The proposed investment in infrastructure projects announced today, like High Speed 2 rail, energy and water could increase this requirement for skilled workers which is good news for specialist recruits. One of the challenges ahead is the shortage of skilled staff in key areas which is presents a potential barrier the growth and will be discussed in detail at our Skills Summit on June 26th. Equally, proposals around capping payments for Social Care and better support for working parents through improved Childcare are great in principle but miss the point about how we attract new people into these important industries.

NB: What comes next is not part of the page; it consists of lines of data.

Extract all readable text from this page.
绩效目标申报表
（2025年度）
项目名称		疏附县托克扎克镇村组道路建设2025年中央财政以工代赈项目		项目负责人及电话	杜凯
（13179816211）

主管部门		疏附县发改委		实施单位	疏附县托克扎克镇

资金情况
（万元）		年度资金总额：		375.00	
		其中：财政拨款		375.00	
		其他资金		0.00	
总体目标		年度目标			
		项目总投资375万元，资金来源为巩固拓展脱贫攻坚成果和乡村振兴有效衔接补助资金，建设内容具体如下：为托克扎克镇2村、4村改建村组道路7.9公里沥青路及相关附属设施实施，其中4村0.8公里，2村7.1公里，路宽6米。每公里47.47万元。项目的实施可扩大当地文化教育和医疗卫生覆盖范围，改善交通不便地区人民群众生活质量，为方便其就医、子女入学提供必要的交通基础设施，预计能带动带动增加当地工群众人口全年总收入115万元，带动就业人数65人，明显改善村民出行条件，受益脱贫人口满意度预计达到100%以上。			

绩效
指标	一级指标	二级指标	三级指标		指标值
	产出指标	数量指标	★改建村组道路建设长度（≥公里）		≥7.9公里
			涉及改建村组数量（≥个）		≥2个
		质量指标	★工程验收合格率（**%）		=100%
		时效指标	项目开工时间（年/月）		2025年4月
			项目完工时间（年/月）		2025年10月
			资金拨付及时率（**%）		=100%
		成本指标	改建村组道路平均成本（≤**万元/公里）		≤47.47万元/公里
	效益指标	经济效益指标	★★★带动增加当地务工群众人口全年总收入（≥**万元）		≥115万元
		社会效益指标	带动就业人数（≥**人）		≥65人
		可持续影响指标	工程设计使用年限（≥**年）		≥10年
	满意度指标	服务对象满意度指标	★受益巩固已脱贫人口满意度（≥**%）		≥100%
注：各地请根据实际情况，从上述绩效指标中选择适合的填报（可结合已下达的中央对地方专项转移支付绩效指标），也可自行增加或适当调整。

One of the best ways to develop our skilled workforce is to start as early as possible – and education was also a feature of today’s Queen’s Speech. More rigorous assessment at GCSE level and an improved national curriculum continue to be the direction of travel for this government, plus there will be moves to ensure every young person goes into a traineeship, apprenticeship or onto university in the future. This again sounds good in principle but will only work if young people are prepared for the world of work through careers advice and guidance at school. This is why campaigns like our own Youth Employment Charter remain so important.